La face cachée de la Une explorée par Alexandre de Saint Aignan. Ce mardi, le magazine Science&Vie nous raconte comment l’île de Pâques a réussi à échapper à la fin du monde.
C’est l’histoire d’une petite île, perdue au beau milieu du Pacifique. Autrefois couverte d’une forêt luxuriante jusqu’au jour où l’homme a débarqué. Un peuple inconscient et avide qui défriche, cultive, construit des villages et se multiplie en pillant les ressources de la nature. Les arbres sont abattus sans vergogne et la terre devient rapidement sèche et stérile. Il n’y a alors plus assez de nourriture pour tous les habitants, qui, affamés, en sont réduits à s’entretuer pour survivre…
Et c’est au cours de cette guerre que sont abattues les immenses statues, autrefois sculptées par les ancêtres. En plein sommet sur le climat à Glasgow, cette histoire dramatique et funeste sonne comme un avertissement, une mise en garde : 'voici le destin qui attend l'humanité si on continue à surexploiter les ressources de la Nature'.
Sauf que cette histoire, que l'on a longtemps cru être celle de l’île de Pâques, ne s'est pas du tout passée comme ça. Ce minuscule confetti de 165 km2, c’est tout simplement la terre habitable la plus isolée de la planète. Pour vous dire, la civilisation la plus proche est à plus de 2.000 km à l’Ouest.
Un éloignement qui explique que l’île de Pâques ne fut colonisée qu’à partir du XIIe siècle, par des Polynésiens, après plus de trois semaines en pleine mer, sur des pirogues à voiles. Il faudra attendre 1722 pour que les premiers explorateurs européens découvrent cette île du bout du monde. Et dès leur arrivée, plusieurs choses les frappent : il n’y a aucun arbre et des centaines de statues géantes ont été renversées.

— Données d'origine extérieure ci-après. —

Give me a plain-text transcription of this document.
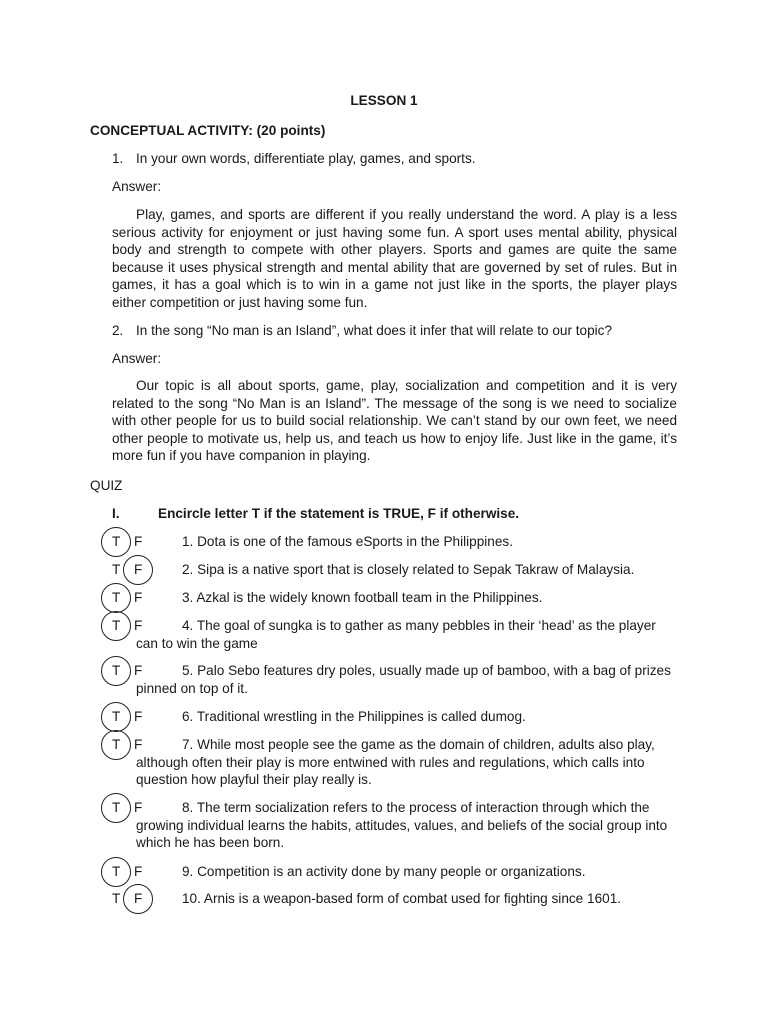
LESSON 1
CONCEPTUAL ACTIVITY: (20 points)
1. In your own words, differentiate play, games, and sports.
Answer:
Play, games, and sports are different if you really understand the word. A play is a less serious activity for enjoyment or just having some fun. A sport uses mental ability, physical body and strength to compete with other players. Sports and games are quite the same because it uses physical strength and mental ability that are governed by set of rules. But in games, it has a goal which is to win in a game not just like in the sports, the player plays either competition or just having some fun.
2. In the song “No man is an Island”, what does it infer that will relate to our topic?
Answer:
Our topic is all about sports, game, play, socialization and competition and it is very related to the song “No Man is an Island”. The message of the song is we need to socialize with other people for us to build social relationship. We can’t stand by our own feet, we need other people to motivate us, help us, and teach us how to enjoy life. Just like in the game, it’s more fun if you have companion in playing.
QUIZ
I.	Encircle letter T if the statement is TRUE, F if otherwise.
T F	1. Dota is one of the famous eSports in the Philippines.
T F	2. Sipa is a native sport that is closely related to Sepak Takraw of Malaysia.
T F	3. Azkal is the widely known football team in the Philippines.
T F	4. The goal of sungka is to gather as many pebbles in their ‘head’ as the player can to win the game
T F	5. Palo Sebo features dry poles, usually made up of bamboo, with a bag of prizes pinned on top of it.
T F	6. Traditional wrestling in the Philippines is called dumog.
T F	7. While most people see the game as the domain of children, adults also play, although often their play is more entwined with rules and regulations, which calls into question how playful their play really is.
T F	8. The term socialization refers to the process of interaction through which the growing individual learns the habits, attitudes, values, and beliefs of the social group into which he has been born.
T F	9. Competition is an activity done by many people or organizations.
T F	10. Arnis is a weapon-based form of combat used for fighting since 1601.
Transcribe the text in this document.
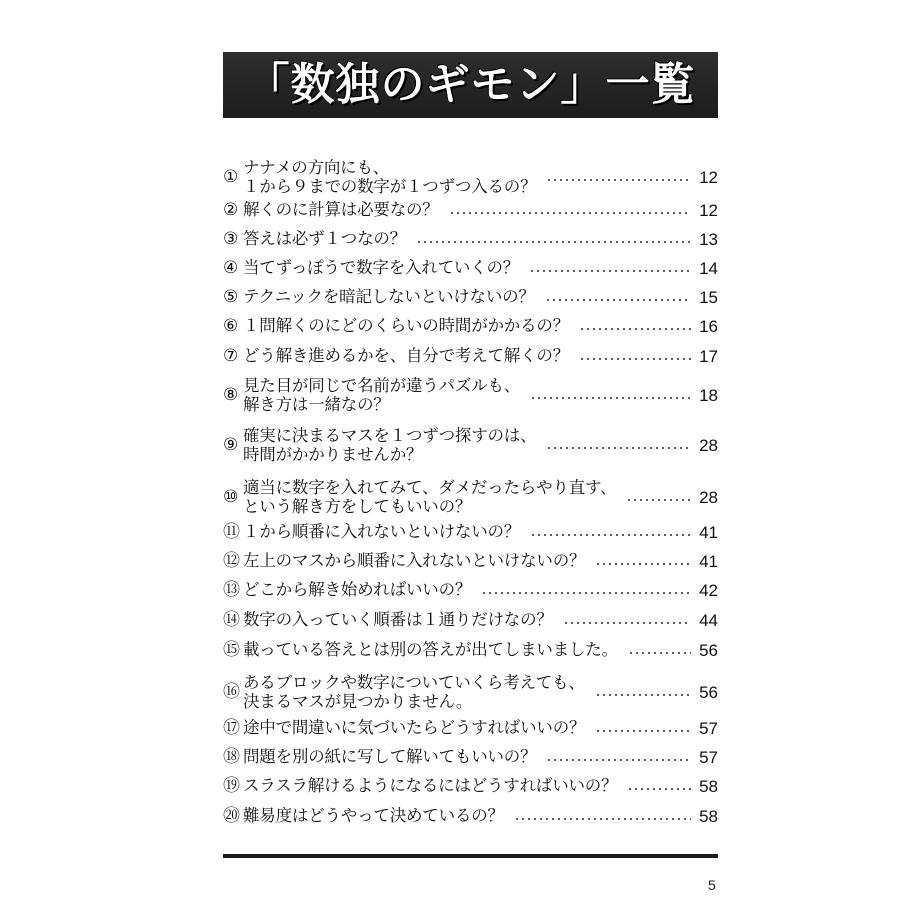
「数独のギモン」一覧
① ナナメの方向にも、
１から９までの数字が１つずつ入るの？	12
② 解くのに計算は必要なの？	12
③ 答えは必ず１つなの？	13
④ 当てずっぽうで数字を入れていくの？	14
⑤ テクニックを暗記しないといけないの？	15
⑥ １問解くのにどのくらいの時間がかかるの？	16
⑦ どう解き進めるかを、自分で考えて解くの？	17
⑧ 見た目が同じで名前が違うパズルも、
解き方は一緒なの？	18
⑨ 確実に決まるマスを１つずつ探すのは、
時間がかかりませんか？	28
⑩ 適当に数字を入れてみて、ダメだったらやり直す、
という解き方をしてもいいの？	28
⑪ １から順番に入れないといけないの？	41
⑫ 左上のマスから順番に入れないといけないの？	41
⑬ どこから解き始めればいいの？	42
⑭ 数字の入っていく順番は１通りだけなの？	44
⑮ 載っている答えとは別の答えが出てしまいました。	56
⑯ あるブロックや数字についていくら考えても、
決まるマスが見つかりません。	56
⑰ 途中で間違いに気づいたらどうすればいいの？	57
⑱ 問題を別の紙に写して解いてもいいの？	57
⑲ スラスラ解けるようになるにはどうすればいいの？	58
⑳ 難易度はどうやって決めているの？	58
5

Alors que s’est-il passé ? Les premiers habitants polynésiens sont-ils effectivement arrivés au bout des ressources de leur îlot ? C’est en tout cas la certitude d'un géographe américain qui sort un livre en 2005. Un best-seller, dans lequel il fait de l’île de Pâques, l’exemple même de l'écocide, autrement dit "la destruction irrémédiable par l’homme de son environnement".
Et il y a des preuves : des trous à compost, des barrages, des centaines de poulaillers en pierre. Le géographe américain en est certain. L’île a accueilli jusqu’à 10.000, peut-être même 15.000 habitants, entrainant une importante déforestation. Il ne reste plus d’arbres, et donc plus de fruits à manger, mais aussi plus de bois pour construire des pirogues, aller pêcher, construire des maisons ou même pour faire du feu.
Il ne reste alors plus que le cannibalisme et le renversement des Moai, ces imposantes statues de pierres, symbolisant les ancêtres. Une image d’apocalypse, comme si la Nature avait décidé de se venger des hommes, pour avoir été trop gourmands…
Sauf qu'une fois de plus, cette théorie laisse les scientifiques, sur leur faim. Première incohérence : les statues emblématiques de l’île de Pâques ont bien été couchées. Mais elles sont, dans leur grande majorité intactes, malgré leur matériau friable. Les nez et les mentons proéminents ne sont pas cassés. Rien ne permet d’affirmer qu’il y a bien eu une quelconque frénésie de violence.
Autre argument choc : un outil statistique au nom barbare, "la distribution de probabilités cumulées appliquée à l’archéologie". Pour faire simple : on étudie les traces d'une activité humaine. Plus il y en a, et plus ça signifie que la population était nombreuse. Et les derniers résultats sont formels : il n’y a jamais eu d’effondrement de la démographie.
Pas de massacre, pas de guerre civile. La population n’aurait en fait jamais dépassé les 5.000 habitants. Et pour cause : la croissance se serait progressivement ralentie à cause du changement climatique, accentué par la déforestation de l’île. Les habitants ont alors dû développer une agriculture adaptée On retrouve d’ailleurs sur place d’étonnants champs de cailloux. Des pierres volcaniques, disposées autour de jeunes plants pour les protéger du soleil, tout en retenant l'humidité de l’air.
Contrairement à ce qu’on a pu nous faire croire, l’île de Pâques, longtemps le symbole de la surexploitation de la nature, n’a donc jamais connu l’apocalypse. Au contraire, son histoire nous prouve qu’il n’est jamais trop tard, à condition quand même de savoir s’adapter.